The author is Craig Smith, a security researcher at Theia Labs and part of OpenGarages, a group of vehicle modding enthusiasts. Smith is looking for guest authors for future versions of the handbook. “Car hacking is a group activity and we welcome all feedback,” he writes.
Smith told me over email that he devised the guide as a teaching device. “With the increasing interest in car hacking, I have been giving classes teaching people how to get started. This book was designed as the course book that also would fit in the glove box," he said.
“I firmly believe that if you buy something it is your right to take it apart, see how it works, and modify it if you want,” he continued. “In the internet world, it is common to test security. As devices become connected we need to verify they are safe for the consumer. Cars are especially important because of the obvious safety ramification if security is overlooked.”
There are sections on vehicle communication systems, attacking key fobs and immobilizers, and setting up a suitable hacking garage. Basically, everything you need, although the manual doesn't hold your hand and expects you to already know what you're talking about to some extent.
Indeed, Smith doesn't expect people to just download his book randomly. “Honestly, if you are holding this manual I would hope you would have a clue why you are doing so,” he writes. Just in case you've forgotten, or perhaps to help with responses to those who question why you spend your free time exploiting your car's security systems, he provides a list of reasons for car hacking. Benefits include understanding how your vehicle works, discovering new features, and “validating” the vehicle's security, to name a few.
This last section may be the most important. “As of writing, the safety guidelines for vehicles do not address threats of malicious electronic nature. While vehicles are susceptible to the same malware your desktop gets, auto-makers are not required to audit the security of their electronics,” the manual explains.
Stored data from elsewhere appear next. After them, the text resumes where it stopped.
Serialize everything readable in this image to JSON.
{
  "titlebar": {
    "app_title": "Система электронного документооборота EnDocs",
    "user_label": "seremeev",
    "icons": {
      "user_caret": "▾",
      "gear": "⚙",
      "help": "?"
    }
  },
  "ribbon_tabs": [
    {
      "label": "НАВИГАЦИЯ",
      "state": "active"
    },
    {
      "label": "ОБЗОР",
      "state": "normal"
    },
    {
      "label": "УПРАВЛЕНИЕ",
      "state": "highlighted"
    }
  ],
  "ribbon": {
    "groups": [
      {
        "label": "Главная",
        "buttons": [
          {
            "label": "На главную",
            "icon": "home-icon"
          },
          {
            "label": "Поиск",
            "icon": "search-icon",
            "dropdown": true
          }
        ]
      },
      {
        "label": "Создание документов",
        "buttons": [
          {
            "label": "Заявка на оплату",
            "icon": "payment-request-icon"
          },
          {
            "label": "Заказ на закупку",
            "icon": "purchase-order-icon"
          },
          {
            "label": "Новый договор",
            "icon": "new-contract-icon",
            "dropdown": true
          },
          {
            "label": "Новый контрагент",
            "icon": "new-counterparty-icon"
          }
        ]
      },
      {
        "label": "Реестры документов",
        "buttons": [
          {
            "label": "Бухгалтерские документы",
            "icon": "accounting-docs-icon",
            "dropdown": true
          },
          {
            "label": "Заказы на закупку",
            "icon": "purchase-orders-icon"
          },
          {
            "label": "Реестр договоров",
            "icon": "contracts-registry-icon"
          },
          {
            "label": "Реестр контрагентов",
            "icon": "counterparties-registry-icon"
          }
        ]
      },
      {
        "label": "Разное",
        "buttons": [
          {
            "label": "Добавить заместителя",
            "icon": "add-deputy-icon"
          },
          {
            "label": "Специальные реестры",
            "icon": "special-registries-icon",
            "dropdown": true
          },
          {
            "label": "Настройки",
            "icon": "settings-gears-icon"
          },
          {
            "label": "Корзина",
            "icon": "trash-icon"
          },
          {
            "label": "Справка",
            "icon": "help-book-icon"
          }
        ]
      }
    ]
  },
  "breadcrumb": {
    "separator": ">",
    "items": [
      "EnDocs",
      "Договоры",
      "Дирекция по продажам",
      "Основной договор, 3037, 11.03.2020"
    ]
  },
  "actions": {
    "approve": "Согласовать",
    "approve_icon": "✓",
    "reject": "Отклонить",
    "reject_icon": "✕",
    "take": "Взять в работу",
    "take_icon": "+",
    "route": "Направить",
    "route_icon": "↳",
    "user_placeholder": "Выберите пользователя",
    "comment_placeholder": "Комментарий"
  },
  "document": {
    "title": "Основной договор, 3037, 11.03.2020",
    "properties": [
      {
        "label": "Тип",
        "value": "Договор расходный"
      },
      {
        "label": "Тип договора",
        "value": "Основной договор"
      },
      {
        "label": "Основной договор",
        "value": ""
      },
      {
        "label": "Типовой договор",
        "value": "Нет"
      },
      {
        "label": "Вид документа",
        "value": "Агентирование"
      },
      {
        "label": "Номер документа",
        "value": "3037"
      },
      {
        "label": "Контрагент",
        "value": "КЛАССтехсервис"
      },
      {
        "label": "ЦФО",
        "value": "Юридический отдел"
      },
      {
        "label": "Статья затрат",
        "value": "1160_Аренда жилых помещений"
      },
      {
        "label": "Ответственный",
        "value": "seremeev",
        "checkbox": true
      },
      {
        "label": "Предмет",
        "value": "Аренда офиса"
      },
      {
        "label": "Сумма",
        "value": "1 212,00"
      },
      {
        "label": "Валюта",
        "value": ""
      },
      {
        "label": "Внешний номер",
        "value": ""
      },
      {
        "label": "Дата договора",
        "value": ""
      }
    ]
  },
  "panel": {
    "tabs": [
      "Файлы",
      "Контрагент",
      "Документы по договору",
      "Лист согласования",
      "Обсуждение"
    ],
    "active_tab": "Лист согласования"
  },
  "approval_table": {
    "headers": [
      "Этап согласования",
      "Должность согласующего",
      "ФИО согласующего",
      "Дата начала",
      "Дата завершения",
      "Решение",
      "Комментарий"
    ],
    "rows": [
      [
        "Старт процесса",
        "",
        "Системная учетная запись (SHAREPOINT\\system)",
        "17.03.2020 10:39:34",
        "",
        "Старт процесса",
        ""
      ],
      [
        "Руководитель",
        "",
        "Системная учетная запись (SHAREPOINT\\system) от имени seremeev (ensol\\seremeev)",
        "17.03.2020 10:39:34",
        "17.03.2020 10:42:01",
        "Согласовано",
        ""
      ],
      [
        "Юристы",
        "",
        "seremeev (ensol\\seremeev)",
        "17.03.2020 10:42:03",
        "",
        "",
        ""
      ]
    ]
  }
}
But while the manual is written as if you're checking out your own car, isn't there a risk hackers with malicious intent could use it to target others? Smith said he thought it unlikely someone would go to so much trouble. "It's like picking locks. Sure you could be a malicious lockpicker, but a real criminal just breaks the glass. There are a lot easier ways to harm people with cars than reversing the firmware," he said.
A motivation for many car hackers, Smith included, is more like the opposite: to spur the car manufacturing industry to be better prepared against cyberattacks. "Publishing on how to research vehicles does not decrease safety. Vulnerabilities exist and the more people know how to identify them the more likely they are to be reported and fixed," he said.
He told me he does think the industry takes the issue seriously. “The problem is that some of them don't know how to embrace the public. In order to stay on top of things in the internet-connected world, you need to be able to quickly and securely update your systems. Many car companies are just not there yet.”
I think keeping the problem secret doesn’t actually help keep people safe.
Nearly a year ago, Chris Valasek and Charlie Miller, the researchers who electronically commandeered a Ford Escape and a Toyota Prius, published the grit of their study for anybody to see. That was partly a push to get Ford and Toyota to examine their own cars and see what problems needed to be solved. “I think keeping the problem secret doesn’t actually help keep people safe,” Miller told me at the time. “Maybe it does in the very, very short term, but in the longer term the best approach is to find the problems and to discuss them and get them fixed, rather than trying to hide them.”
I asked Miller what he thought about the Car Hacker's Handbook. “It seems a little short on details,” Miller said in an email, “but gives a nice overview of everything car hacking related. I'd definitely recommend it to someone getting interested in this field.”
After Miller's and Valasek's project, Senator Edward Markey sent a letter to auto-makers demanding some answers about their security practices, but the manufacturers didn't do much.
Earlier this week in Wired, Miller and Valasek detailed a new device to foil the attacks they originally exposed; an anti-hacking tool. The duo's gadget isn't actually for sale; it's just to demonstrate how easy it would be for car manufacturers to make one.
According to Smith, some change from the industry is coming. “We are starting to see manufacturers put up web pages instructing people how to submit findings and even give rewards. This is great!”
Smith was referring Tesla, which allows hackers to report any vulnerabilities they find via their website. “The auto industry is interested, just some move faster than others,” Smith said. “This type of public communication helps bring back innovation to the car industry.”
Perhaps the Car Hacker's Handbook will encourage more people to crack their cars, and in the process, attract more interest from auto-makers too.